Crédit : Emeline Boileau.

Après deux années d’une crise sanitaire qui joue les prolongations, la commercialisation des Vins de Nantes affiche une bonne dynamique. Dans les cafés et restaurants, en grande distribution ou chez les cavistes mais également à l’export, les appellations nantaises, à commencer par le Muscadet, progressent. Des résultats à mettre en parallèle avec les nouvelles tendances de consommation de vin.

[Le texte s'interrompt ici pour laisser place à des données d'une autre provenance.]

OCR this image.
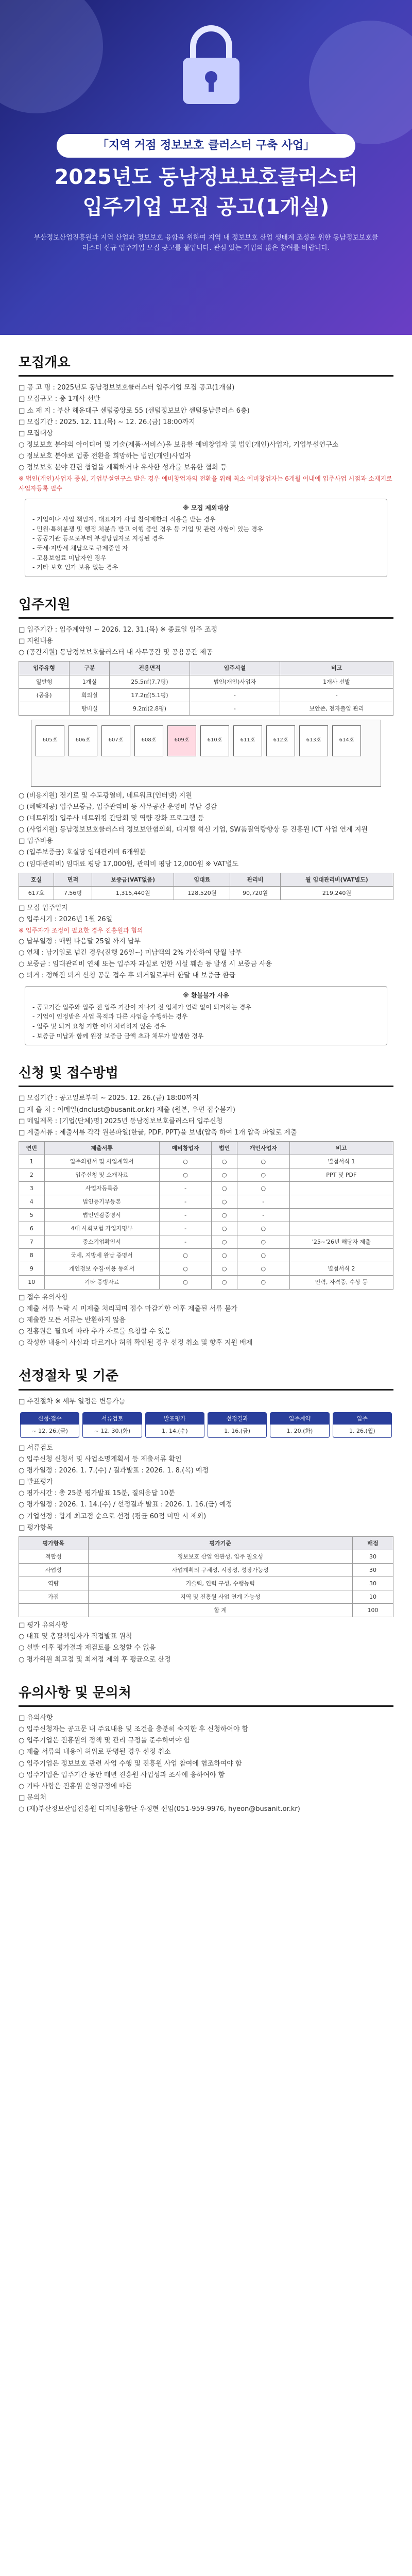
「지역 거점 정보보호 클러스터 구축 사업」
2025년도 동남정보보호클러스터
입주기업 모집 공고(1개실)
부산정보산업진흥원과 지역 산업과 정보보호 융합을 위하여 지역 내 정보보호 산업 생태계 조성을 위한 동남정보보호클러스터 신규 입주기업 모집 공고를 붙입니다. 관심 있는 기업의 많은 참여를 바랍니다.
모집개요
□ 공 고 명 : 2025년도 동남정보보호클러스터 입주기업 모집 공고(1개실)
□ 모집규모 : 총 1개사 선발
□ 소 재 지 : 부산 해운대구 센텀중앙로 55 (센텀정보보안 센텀동남클러스 6층)
□ 모집기간 : 2025. 12. 11.(목) ~ 12. 26.(금) 18:00까지
□ 모집대상
○ 정보보호 분야의 아이디어 및 기술(제품·서비스)을 보유한 예비창업자 및 법인(개인)사업자, 기업부설연구소
○ 정보보호 분야로 업종 전환을 희망하는 법인(개인)사업자
○ 정보보호 분야 관련 협업을 계획하거나 유사한 성과를 보유한 협회 등
※ 법인(개인)사업자 중심, 기업부설연구소 발은 경우 예비창업자의 전환을 위해 최소 예비창업자는 6개월 이내에 입주사업 시점과 소재지로 사업자등록 필수
※ 모집 제외대상
- 기업이나 사업 책임자, 대표자가 사업 참여제한의 적용을 받는 경우
- 민원·특허분쟁 및 행정 처분을 받고 이행 중인 경우 등 기업 및 관련 사항이 있는 경우
- 공공기관 등으로부터 부정당업자로 지정된 경우
- 국세·지방세 체납으로 규제중인 자
- 고용보험료 미납자인 경우
- 기타 보호 인가 보유 없는 경우
입주지원
□ 입주기간 : 입주계약일 ~ 2026. 12. 31.(목) ※ 종료일 입주 조정
□ 지원내용
○ (공간지원) 동남정보보호클러스터 내 사무공간 및 공용공간 제공
입주유형	구분	전용면적	입주시설	비고
일반형	1개실	25.5㎡(7.7평)	법인(개인)사업자	1개사 선발
(공용)	회의실	17.2㎡(5.1평)	-	-
	탕비실	9.2㎡(2.8평)	-	보안존, 전자출입 관리
605호	606호	607호	608호	609호	610호	611호	612호	613호	614호
○ (비용지원) 전기료 및 수도광열비, 네트워크(인터넷) 지원
○ (혜택제공) 입주보증금, 입주관리비 등 사무공간 운영비 부담 경감
○ (네트워킹) 입주사 네트워킹 간담회 및 역량 강화 프로그램 등
○ (사업지원) 동남정보보호클러스터 정보보안협의회, 디지털 혁신 기업, SW품질역량향상 등 진흥원 ICT 사업 연계 지원
□ 입주비용
○ (입주보증금) 호실당 임대관리비 6개월분
○ (임대관리비) 임대료 평당 17,000원, 관리비 평당 12,000원 ※ VAT별도
호실	면적	보증금(VAT없음)	임대료	관리비	월 임대관리비(VAT별도)
617호	7.56평	1,315,440원	128,520원	90,720원	219,240원
□ 모집 입주일자
○ 입주시기 : 2026년 1월 26일
※ 입주자가 조정이 필요한 경우 진흥원과 협의
○ 납부일정 : 매월 다음달 25일 까지 납부
○ 연체 : 납기일로 넘긴 경우(진행 26일~) 미납액의 2% 가산하여 당월 납부
○ 보증금 : 임대관리비 연체 또는 입주자 과실로 인한 시설 훼손 등 발생 시 보증금 사용
○ 퇴거 : 정해진 퇴거 신청 공문 접수 후 퇴거일로부터 한달 내 보증금 환급
※ 환불불가 사유
- 공고기간 입주와 입주 전 입주 기간이 지나기 전 업체가 연락 없이 퇴거하는 경우
- 기업이 인정받은 사업 목적과 다른 사업을 수행하는 경우
- 입주 및 퇴거 요청 기한 이내 처리하지 않은 경우
- 보증금 미납과 함께 원장 보증금 금액 초과 채무가 발생한 경우
신청 및 접수방법
□ 모집기간 : 공고일로부터 ~ 2025. 12. 26.(금) 18:00까지
□ 제 출 처 : 이메일(dnclust@busanit.or.kr) 제출 (원본, 우편 접수불가)
□ 메일제목 : [기업(단체)명] 2025년 동남정보보호클러스터 입주신청
□ 제출서류 : 제출서류 각각 원본파일(한글, PDF, PPT)을 보냄(압축 하여 1개 압축 파일로 제출
연번	제출서류	예비창업자	법인	개인사업자	비고
1	입주의향서 및 사업계획서	○	○	○	별첨서식 1
2	입주신청 및 소개자료	○	○	○	PPT 및 PDF
3	사업자등록증	-	○	○	
4	법인등기부등본	-	○	-	
5	법인인감증명서	-	○	-	
6	4대 사회보험 가입자명부	-	○	○	
7	중소기업확인서	-	○	○	'25~'26년 해당자 제출
8	국세, 지방세 완납 증명서	○	○	○	
9	개인정보 수집·이용 동의서	○	○	○	별첨서식 2
10	기타 증빙자료	○	○	○	인력, 자격증, 수상 등
□ 접수 유의사항
○ 제출 서류 누락 시 미제출 처리되며 접수 마감기한 이후 제출된 서류 불가
○ 제출한 모든 서류는 반환하지 않음
○ 진흥원은 필요에 따라 추가 자료를 요청할 수 있음
○ 작성한 내용이 사실과 다르거나 허위 확인될 경우 선정 취소 및 향후 지원 배제
선정절차 및 기준
□ 추진절차 ※ 세부 일정은 변동가능
신청·접수
~ 12. 26.(금)
서류검토
~ 12. 30.(화)
발표평가
1. 14.(수)
선정결과
1. 16.(금)
입주계약
1. 20.(화)
입주
1. 26.(월)
□ 서류검토
○ 입주신청 신청서 및 사업소명계획서 등 제출서류 확인
○ 평가일정 : 2026. 1. 7.(수) / 결과발표 : 2026. 1. 8.(목) 예정
□ 발표평가
○ 평가시간 : 총 25분 평가발표 15분, 질의응답 10분
○ 평가일정 : 2026. 1. 14.(수) / 선정결과 발표 : 2026. 1. 16.(금) 예정
○ 기업선정 : 합계 최고점 순으로 선정 (평균 60점 미만 시 제외)
□ 평가항목
평가항목	평가기준	배점
적합성	정보보호 산업 연관성, 입주 필요성	30
사업성	사업계획의 구체성, 시장성, 성장가능성	30
역량	기술력, 인력 구성, 수행능력	30
가점	지역 및 진흥원 사업 연계 가능성	10
	합 계	100
□ 평가 유의사항
○ 대표 및 총괄책임자가 직접발표 원칙
○ 선발 이후 평가결과 재검토를 요청할 수 없음
○ 평가위원 최고점 및 최저점 제외 후 평균으로 산정
유의사항 및 문의처
□ 유의사항
○ 입주신청자는 공고문 내 주요내용 및 조건을 충분히 숙지한 후 신청하여야 함
○ 입주기업은 진흥원의 정책 및 관리 규정을 준수하여야 함
○ 제출 서류의 내용이 허위로 판명될 경우 선정 취소
○ 입주기업은 정보보호 관련 사업 수행 및 진흥원 사업 참여에 협조하여야 함
○ 입주기업은 입주기간 동안 매년 진흥원 사업성과 조사에 응하여야 함
○ 기타 사항은 진흥원 운영규정에 따름
□ 문의처
○ (재)부산정보산업진흥원 디지털융합단 우정현 선임(051-959-9976, hyeon@busanit.or.kr)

Le vin n’est plus la boisson alcoolisée la plus consommée en France en 2022. Est-ce la conséquence du Covid-19 et de ses confinements, de l’explosion de la filière brassicole ou des deux ? Toujours est-il que la bière est désormais la boisson la plus consommée par les Français devant les vins tranquilles et le Champagne selon les résultats du baromètre Sowine/Dynata 2022 dévoilés le 29 mars dernier. Malgré cette percée de la bière, les vins tranquilles restent plébiscités par les consommateurs. 49 % des personnes interrogées déclarent préférer en consommer, soit seulement 1 point de moins qu’en 2021. Les consommateurs sont par ailleurs de plus en plus connaisseurs. 47 % des sondés se disent amateurs éclairés quand ils étaient 35 % en 2010. La part des néophytes du vin se réduit donc, passant de 65 % en 2010 à 49 % aujourd’hui. Conséquence de cette meilleure connaissance, le budget alloué à l’achat de vin progresse. 56 % déclarent dépenser entre 11 et 20 € pour une bouteille. Ils n’étaient que 22 % en 2013. Les labels environnementaux comptent aussi dans l’acte d’achat pour plus d’un français sur deux. 53 % sont d’ailleurs prêts à payer plus cher si un vin affiche un label.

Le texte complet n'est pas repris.